Bank and Cryptocurrency Account Hijacking: Using proxies to conceal access sources and carry out account takeover attacks.

False Unemployment Benefits Claims: Submitting welfare applications under others’ identities to fraudulently obtain government funds.

Ransomware Attacks: Distributing and deploying ransomware through the proxy network.

DDoS Attacks: Using botnet routers to execute distributed denial-of-service attacks.

Distribution of Child Sexual Abuse Material (CSAM): Spreading illegal content via infected devices.

U.S. federal prosecutors cited multiple specific victim cases: a New York cryptocurrency exchange customer allegedly lost $1 million in digital assets; a Pennsylvania manufacturer reportedly lost $700,000; and several active and retired military personnel are said to have been defrauded of a total of $100,000.

Frequently Asked Questions

What is SocksEscort, and how does it work?

SocksEscort is a malicious proxy service that infects routers and IoT devices in homes and small businesses worldwide, turning these infected devices into proxy servers and offering access to paying customers. Clients can use these “residential proxies” to mask their real network activity sources, effectively conducting criminal activities using ordinary home user IP addresses.

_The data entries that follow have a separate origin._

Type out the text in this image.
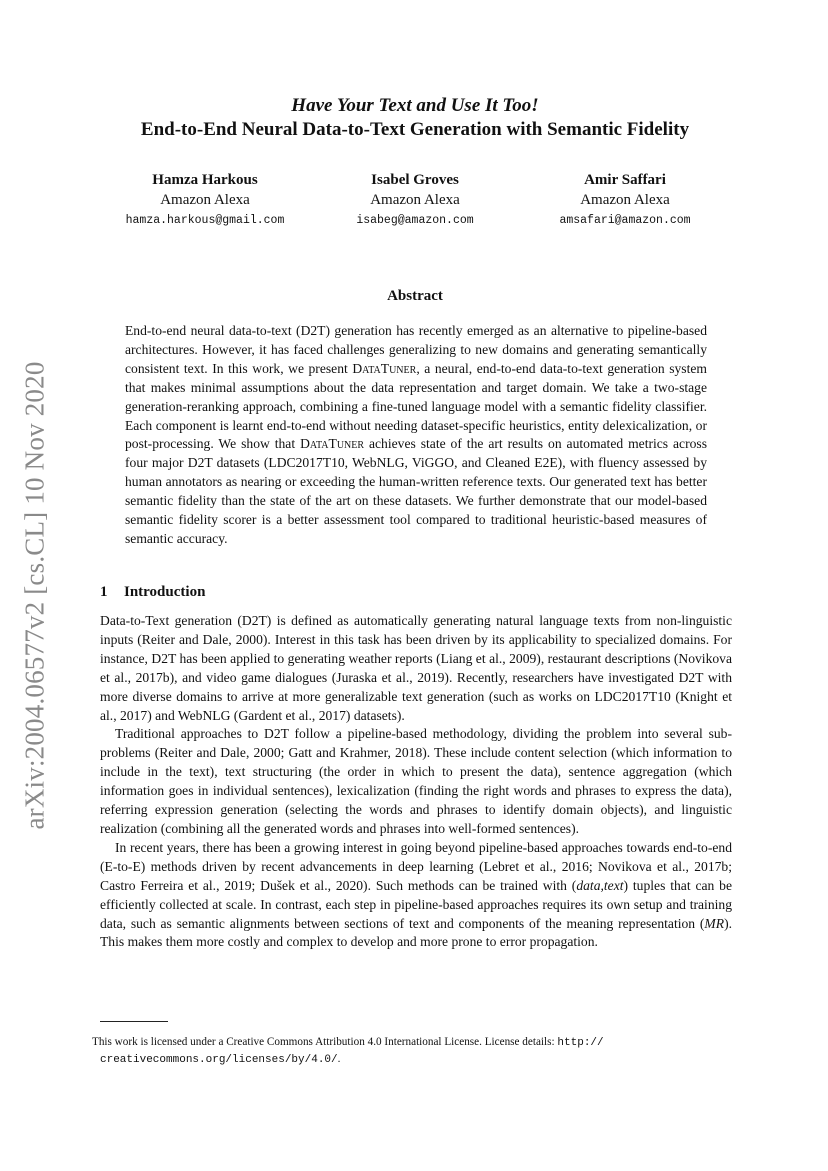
arXiv:2004.06577v2 [cs.CL] 10 Nov 2020
Have Your Text and Use It Too!
End-to-End Neural Data-to-Text Generation with Semantic Fidelity
Hamza Harkous
Amazon Alexa
hamza.harkous@gmail.com
Isabel Groves
Amazon Alexa
isabeg@amazon.com
Amir Saffari
Amazon Alexa
amsafari@amazon.com
Abstract
End-to-end neural data-to-text (D2T) generation has recently emerged as an alternative to pipeline-based architectures. However, it has faced challenges generalizing to new domains and generating semantically consistent text. In this work, we present DataTuner, a neural, end-to-end data-to-text generation system that makes minimal assumptions about the data representation and target domain. We take a two-stage generation-reranking approach, combining a fine-tuned language model with a semantic fidelity classifier. Each component is learnt end-to-end without needing dataset-specific heuristics, entity delexicalization, or post-processing. We show that DataTuner achieves state of the art results on automated metrics across four major D2T datasets (LDC2017T10, WebNLG, ViGGO, and Cleaned E2E), with fluency assessed by human annotators as nearing or exceeding the human-written reference texts. Our generated text has better semantic fidelity than the state of the art on these datasets. We further demonstrate that our model-based semantic fidelity scorer is a better assessment tool compared to traditional heuristic-based measures of semantic accuracy.
1 Introduction

Data-to-Text generation (D2T) is defined as automatically generating natural language texts from non-linguistic inputs (Reiter and Dale, 2000). Interest in this task has been driven by its applicability to specialized domains. For instance, D2T has been applied to generating weather reports (Liang et al., 2009), restaurant descriptions (Novikova et al., 2017b), and video game dialogues (Juraska et al., 2019). Recently, researchers have investigated D2T with more diverse domains to arrive at more generalizable text generation (such as works on LDC2017T10 (Knight et al., 2017) and WebNLG (Gardent et al., 2017) datasets).

Traditional approaches to D2T follow a pipeline-based methodology, dividing the problem into several sub-problems (Reiter and Dale, 2000; Gatt and Krahmer, 2018). These include content selection (which information to include in the text), text structuring (the order in which to present the data), sentence aggregation (which information goes in individual sentences), lexicalization (finding the right words and phrases to express the data), referring expression generation (selecting the words and phrases to identify domain objects), and linguistic realization (combining all the generated words and phrases into well-formed sentences).

In recent years, there has been a growing interest in going beyond pipeline-based approaches towards end-to-end (E-to-E) methods driven by recent advancements in deep learning (Lebret et al., 2016; Novikova et al., 2017b; Castro Ferreira et al., 2019; Dušek et al., 2020). Such methods can be trained with (data,text) tuples that can be efficiently collected at scale. In contrast, each step in pipeline-based approaches requires its own setup and training data, such as semantic alignments between sections of text and components of the meaning representation (MR). This makes them more costly and complex to develop and more prone to error propagation.

This work is licensed under a Creative Commons Attribution 4.0 International License. License details: http://
creativecommons.org/licenses/by/4.0/.
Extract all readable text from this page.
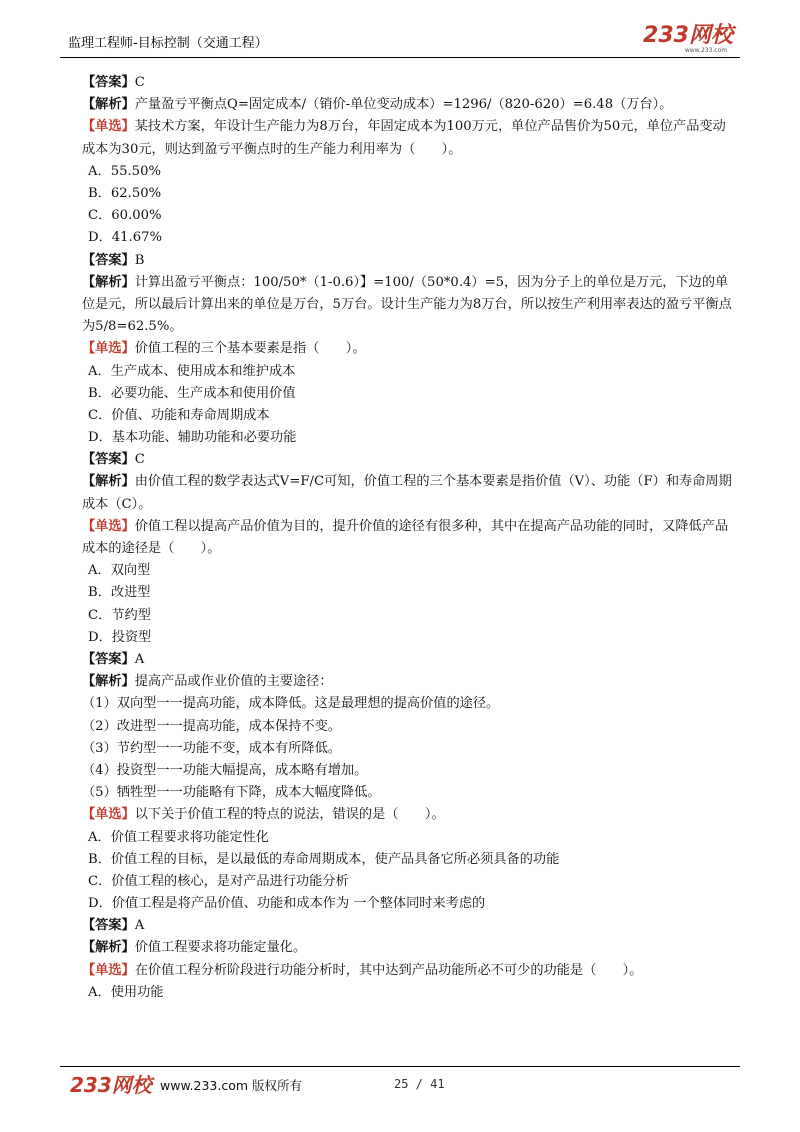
监理工程师-目标控制（交通工程）	233网校
www.233.com
【答案】C
【解析】产量盈亏平衡点Q=固定成本/（销价-单位变动成本）=1296/（820-620）=6.48（万台）。
【单选】某技术方案，年设计生产能力为8万台，年固定成本为100万元，单位产品售价为50元，单位产品变动成本为30元，则达到盈亏平衡点时的生产能力利用率为（　　）。
A．55.50%
B．62.50%
C．60.00%
D．41.67%
【答案】B
【解析】计算出盈亏平衡点：100/50*（1-0.6）】=100/（50*0.4）=5，因为分子上的单位是万元，下边的单位是元，所以最后计算出来的单位是万台，5万台。设计生产能力为8万台，所以按生产利用率表达的盈亏平衡点为5/8=62.5%。
【单选】价值工程的三个基本要素是指（　　）。
A．生产成本、使用成本和维护成本
B．必要功能、生产成本和使用价值
C．价值、功能和寿命周期成本
D．基本功能、辅助功能和必要功能
【答案】C
【解析】由价值工程的数学表达式V=F/C可知，价值工程的三个基本要素是指价值（V）、功能（F）和寿命周期成本（C）。
【单选】价值工程以提高产品价值为目的，提升价值的途径有很多种，其中在提高产品功能的同时，又降低产品成本的途径是（　　）。
A．双向型
B．改进型
C．节约型
D．投资型
【答案】A
【解析】提高产品或作业价值的主要途径：
（1）双向型一一提高功能，成本降低。这是最理想的提高价值的途径。
（2）改进型一一提高功能，成本保持不变。
（3）节约型一一功能不变，成本有所降低。
（4）投资型一一功能大幅提高，成本略有增加。
（5）牺牲型一一功能略有下降，成本大幅度降低。
【单选】以下关于价值工程的特点的说法，错误的是（　　）。
A．价值工程要求将功能定性化
B．价值工程的目标，是以最低的寿命周期成本，使产品具备它所必须具备的功能
C．价值工程的核心，是对产品进行功能分析
D．价值工程是将产品价值、功能和成本作为 一个整体同时来考虑的
【答案】A
【解析】价值工程要求将功能定量化。
【单选】在价值工程分析阶段进行功能分析时，其中达到产品功能所必不可少的功能是（　　）。
A．使用功能
233网校 www.233.com 版权所有	25 / 41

How much cryptocurrency was frozen in this operation, and which countries were involved?

U.S. authorities froze $3.5 million in cryptocurrency related to this case. The payment platforms involved are estimated to have received over $5.7 million in total. Law enforcement actions took place in seven countries, seizing 34 domains and 23 servers.

How is SocksEscort used in cryptocurrency scams?

Criminals use SocksEscort’s proxy servers to hide their network connection sources, launching account takeover attacks on cryptocurrency accounts from locations that appear to be legitimate residential IP addresses, bypassing geo-based security measures. In one case, a New York-based crypto exchange customer was reportedly defrauded of $1 million worth of digital assets through this method.